Is this good or bad? It’s bad, of course. People are happy when they are in equilibrium, in harmony. If there’s no harmony, you once again get Osborne’s feeling of frustration and irritation.

People like things to happen, but nothing is happening. And that breeds frustration. The philosopher and literary critic Mikhail Bakhtin coined a brilliant phrase, “fabulous joy” — joy at something happening. I stand up. The sun is shining. It starts to rain. This is joy because life is moving on. Nobody consciously thinks, “Hey, I’m happy!” They just feel it.

Bakhtin also wrote that this “fabulous joy” was common in healthy people, specifically psychologically healthy people. They experience joy at the fact that life is moving on, whereas a person who has experienced a psychological trauma is merely irritated.

People like things to happen, but nothing is happening

People like things to happen, but nothing is happening. There is a very heavy atmosphere weighing us down, a constant feeling of irritation.

Did we ever feel this “fabulous joy”? The collapse of the Soviet Union – that was a ‘fabulous joy’. I remember taking part in it. The stupid barricades, the defence of the White House, the Russian Parliament, during the attempted coup of August 1991. What had ever happened to us before? Gagarin went into space. Gagarin crashed. That was it. And people talked about it for years. But people were also starving. And 1991 shocked everybody: not the actual coup attempt — screw that! It was just the first time anything actually happened, you see. But now…

Now there is a very heavy atmosphere constantly weighing us down. It is a pretty stable feeling, an even level of irritation. Irritation because time has stopped and there are no prospects for the future. I’m fine. But we have 8000 out of work actors who have no hope of getting any work at all. Fine. You got a part in a crap TV show. You got a load of work. What do you do? You buy a flat. You can consider yourself at the peak of your career.

Is buying a flat really the peak of an actor’s career? Of course not. He’ll just sit in his flat getting drunk

But is buying a flat really the peak of an actor’s career? Of course not. He’ll just sit in his flat getting drunk. The peak of an actor’s career is having constant work, 24/7. The more work he has, the more he collapses from exhaustion, the happier he is.

I have young actors acting in a production for me at the moment. Three of them arrive at the theatre. The guys spent the night driving taxis, and the young woman worked in a bar. And that’s the backdrop to their lives, that which they have to surmount. I see their tiredness, their frustration building up.

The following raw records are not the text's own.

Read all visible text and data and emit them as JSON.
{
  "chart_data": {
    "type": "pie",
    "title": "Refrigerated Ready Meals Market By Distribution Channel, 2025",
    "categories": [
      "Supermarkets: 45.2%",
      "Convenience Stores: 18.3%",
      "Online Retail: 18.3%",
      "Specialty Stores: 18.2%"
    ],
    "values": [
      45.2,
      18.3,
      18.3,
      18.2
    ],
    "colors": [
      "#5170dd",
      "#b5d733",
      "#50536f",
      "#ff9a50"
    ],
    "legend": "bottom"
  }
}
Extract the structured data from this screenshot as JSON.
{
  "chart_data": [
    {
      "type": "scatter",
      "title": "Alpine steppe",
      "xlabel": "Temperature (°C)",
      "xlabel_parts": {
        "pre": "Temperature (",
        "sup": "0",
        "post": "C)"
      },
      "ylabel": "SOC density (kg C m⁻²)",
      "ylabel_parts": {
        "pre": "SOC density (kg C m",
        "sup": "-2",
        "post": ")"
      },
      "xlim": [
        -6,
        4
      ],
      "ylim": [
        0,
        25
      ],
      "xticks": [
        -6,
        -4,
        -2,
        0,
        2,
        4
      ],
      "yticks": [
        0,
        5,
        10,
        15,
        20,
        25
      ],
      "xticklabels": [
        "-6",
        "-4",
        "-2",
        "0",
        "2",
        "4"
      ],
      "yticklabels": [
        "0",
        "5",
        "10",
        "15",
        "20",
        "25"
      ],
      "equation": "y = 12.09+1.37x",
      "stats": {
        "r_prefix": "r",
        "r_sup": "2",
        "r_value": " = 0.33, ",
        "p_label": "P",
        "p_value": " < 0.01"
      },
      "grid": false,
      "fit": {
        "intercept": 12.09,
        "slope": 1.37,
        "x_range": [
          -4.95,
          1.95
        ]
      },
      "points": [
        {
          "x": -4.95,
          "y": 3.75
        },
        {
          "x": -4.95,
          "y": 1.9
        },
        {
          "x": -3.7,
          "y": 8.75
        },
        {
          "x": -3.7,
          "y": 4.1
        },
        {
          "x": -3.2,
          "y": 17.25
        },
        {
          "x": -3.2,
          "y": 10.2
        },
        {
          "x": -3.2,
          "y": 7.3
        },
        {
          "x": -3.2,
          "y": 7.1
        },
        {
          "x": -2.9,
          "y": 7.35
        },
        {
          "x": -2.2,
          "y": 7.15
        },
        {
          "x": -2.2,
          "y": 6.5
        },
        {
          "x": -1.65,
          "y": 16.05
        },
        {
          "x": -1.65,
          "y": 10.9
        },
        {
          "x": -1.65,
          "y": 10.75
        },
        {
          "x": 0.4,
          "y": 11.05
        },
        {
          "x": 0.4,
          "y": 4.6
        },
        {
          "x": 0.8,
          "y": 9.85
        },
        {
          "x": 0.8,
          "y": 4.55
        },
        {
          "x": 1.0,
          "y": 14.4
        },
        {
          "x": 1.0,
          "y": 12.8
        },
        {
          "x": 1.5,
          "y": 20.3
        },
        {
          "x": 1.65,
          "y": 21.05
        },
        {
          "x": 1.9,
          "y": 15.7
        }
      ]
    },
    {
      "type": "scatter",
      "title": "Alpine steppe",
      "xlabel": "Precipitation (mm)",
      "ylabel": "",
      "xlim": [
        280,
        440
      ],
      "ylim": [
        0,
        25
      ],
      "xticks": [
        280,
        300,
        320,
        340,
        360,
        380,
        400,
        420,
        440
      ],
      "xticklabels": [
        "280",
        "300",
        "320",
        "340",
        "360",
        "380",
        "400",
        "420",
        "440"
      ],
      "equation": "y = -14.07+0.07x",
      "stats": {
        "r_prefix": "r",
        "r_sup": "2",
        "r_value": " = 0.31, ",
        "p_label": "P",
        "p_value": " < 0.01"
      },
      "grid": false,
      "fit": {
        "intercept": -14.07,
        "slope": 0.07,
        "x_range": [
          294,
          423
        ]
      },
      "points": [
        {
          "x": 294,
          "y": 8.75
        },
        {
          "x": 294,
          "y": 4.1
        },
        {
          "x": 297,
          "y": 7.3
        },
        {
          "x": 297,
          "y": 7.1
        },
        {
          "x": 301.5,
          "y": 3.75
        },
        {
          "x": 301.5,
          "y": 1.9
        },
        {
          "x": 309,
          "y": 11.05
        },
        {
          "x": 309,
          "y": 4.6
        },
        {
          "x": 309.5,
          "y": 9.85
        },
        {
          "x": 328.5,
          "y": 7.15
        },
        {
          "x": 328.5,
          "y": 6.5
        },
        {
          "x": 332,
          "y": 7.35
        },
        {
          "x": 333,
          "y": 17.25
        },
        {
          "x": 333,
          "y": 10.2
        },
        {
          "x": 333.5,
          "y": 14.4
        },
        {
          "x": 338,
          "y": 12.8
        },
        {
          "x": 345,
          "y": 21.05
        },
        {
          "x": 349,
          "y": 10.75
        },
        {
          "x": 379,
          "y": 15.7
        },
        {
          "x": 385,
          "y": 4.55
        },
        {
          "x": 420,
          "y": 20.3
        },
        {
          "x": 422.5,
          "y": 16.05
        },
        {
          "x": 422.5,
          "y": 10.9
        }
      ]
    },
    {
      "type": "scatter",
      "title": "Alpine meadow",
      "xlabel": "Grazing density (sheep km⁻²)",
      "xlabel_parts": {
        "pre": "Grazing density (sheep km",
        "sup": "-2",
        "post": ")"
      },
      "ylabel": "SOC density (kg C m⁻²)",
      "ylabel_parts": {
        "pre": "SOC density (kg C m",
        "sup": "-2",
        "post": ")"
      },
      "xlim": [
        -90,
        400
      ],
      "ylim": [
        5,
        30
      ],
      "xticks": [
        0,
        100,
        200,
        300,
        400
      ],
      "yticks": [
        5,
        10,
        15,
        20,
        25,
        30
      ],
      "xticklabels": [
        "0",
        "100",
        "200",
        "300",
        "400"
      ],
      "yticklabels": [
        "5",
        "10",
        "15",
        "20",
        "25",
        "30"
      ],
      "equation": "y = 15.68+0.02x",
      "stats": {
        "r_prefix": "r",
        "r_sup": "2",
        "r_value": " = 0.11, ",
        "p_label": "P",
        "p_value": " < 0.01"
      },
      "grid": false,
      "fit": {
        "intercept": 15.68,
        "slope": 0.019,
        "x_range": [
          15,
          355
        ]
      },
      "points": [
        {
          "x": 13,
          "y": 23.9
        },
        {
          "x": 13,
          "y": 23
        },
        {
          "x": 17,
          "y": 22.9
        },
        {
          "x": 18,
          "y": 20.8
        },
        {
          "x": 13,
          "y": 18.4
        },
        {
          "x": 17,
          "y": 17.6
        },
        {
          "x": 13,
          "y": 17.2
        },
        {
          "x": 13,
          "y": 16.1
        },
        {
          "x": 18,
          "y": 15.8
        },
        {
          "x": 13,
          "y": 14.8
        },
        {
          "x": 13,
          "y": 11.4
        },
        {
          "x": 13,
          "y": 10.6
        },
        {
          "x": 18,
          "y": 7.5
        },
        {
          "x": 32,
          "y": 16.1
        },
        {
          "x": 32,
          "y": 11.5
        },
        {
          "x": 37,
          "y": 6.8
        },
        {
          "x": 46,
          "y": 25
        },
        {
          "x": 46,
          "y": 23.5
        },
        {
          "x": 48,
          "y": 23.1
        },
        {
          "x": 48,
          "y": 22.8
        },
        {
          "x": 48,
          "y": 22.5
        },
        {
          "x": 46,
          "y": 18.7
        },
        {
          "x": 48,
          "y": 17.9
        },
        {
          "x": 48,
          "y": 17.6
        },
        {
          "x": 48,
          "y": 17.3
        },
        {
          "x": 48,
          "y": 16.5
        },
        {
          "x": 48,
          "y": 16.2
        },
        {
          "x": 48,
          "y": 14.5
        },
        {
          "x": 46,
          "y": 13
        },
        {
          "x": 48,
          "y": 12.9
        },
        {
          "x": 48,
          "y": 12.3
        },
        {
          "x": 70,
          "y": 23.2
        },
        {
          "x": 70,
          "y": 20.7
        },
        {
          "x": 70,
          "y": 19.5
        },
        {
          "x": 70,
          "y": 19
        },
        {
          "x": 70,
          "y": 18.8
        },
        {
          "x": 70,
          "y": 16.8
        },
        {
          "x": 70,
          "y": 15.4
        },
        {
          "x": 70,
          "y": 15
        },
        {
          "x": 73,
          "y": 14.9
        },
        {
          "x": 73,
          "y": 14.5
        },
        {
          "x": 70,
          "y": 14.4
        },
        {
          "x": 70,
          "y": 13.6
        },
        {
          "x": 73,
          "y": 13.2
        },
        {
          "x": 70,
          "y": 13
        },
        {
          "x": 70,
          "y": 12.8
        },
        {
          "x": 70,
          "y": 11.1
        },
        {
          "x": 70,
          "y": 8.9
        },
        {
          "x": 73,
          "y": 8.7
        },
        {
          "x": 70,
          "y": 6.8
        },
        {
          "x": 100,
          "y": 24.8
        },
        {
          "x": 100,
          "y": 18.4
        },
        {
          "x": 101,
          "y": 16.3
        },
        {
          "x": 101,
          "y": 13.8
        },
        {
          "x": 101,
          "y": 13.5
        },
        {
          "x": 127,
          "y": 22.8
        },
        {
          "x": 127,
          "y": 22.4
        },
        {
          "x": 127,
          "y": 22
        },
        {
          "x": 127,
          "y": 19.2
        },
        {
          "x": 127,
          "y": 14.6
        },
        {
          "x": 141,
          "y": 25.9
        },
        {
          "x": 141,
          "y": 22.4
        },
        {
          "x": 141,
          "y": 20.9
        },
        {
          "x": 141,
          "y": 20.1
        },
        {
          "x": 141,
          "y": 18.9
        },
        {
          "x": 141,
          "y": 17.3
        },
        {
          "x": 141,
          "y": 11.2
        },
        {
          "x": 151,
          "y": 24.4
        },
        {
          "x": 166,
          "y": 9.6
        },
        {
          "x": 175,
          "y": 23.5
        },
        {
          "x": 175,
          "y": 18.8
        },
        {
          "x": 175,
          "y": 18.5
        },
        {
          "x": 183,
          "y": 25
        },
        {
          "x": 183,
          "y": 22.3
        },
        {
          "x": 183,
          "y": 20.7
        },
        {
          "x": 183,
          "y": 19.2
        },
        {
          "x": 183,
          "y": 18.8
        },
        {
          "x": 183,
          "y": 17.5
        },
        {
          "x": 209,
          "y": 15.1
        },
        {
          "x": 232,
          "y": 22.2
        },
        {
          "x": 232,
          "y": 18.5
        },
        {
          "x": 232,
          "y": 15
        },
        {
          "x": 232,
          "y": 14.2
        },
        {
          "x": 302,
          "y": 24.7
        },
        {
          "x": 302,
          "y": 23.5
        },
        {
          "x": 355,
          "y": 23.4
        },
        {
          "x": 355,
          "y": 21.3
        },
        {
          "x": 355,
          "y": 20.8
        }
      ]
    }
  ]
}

What can you expect from someone who has been doing airport runs all night – from Sheremetyevo to Domodedovo; from Domodedovo to Sheremetyevo? I sense his exhaustion; I get irritated with the actor, and he with me. Partner with partner. There are so many kinds of irritability — you could write a book about them. You know those field guides to plants? You could write a field guide to types of irritability and frustration.

This frustration will gradually build up and grow into something bigger. And the government has a big part to play in all this.

Our current government provokes this irritability. OK, so they’re afraid of a possible “colour revolution” or some other kind of bullshit that people talk about. But instead of backing down, creating a welfare state, they’ll provoke another 6 May, another Bolotnaya Square protest.

So fine, we’ll have more 6 Mays, 16 Mays, 36 Mays! We’ll have a new 1968. But we’re not talking about Osborne’s angry young men of 1956; they won’t just be angry, but furious. Do you get the difference?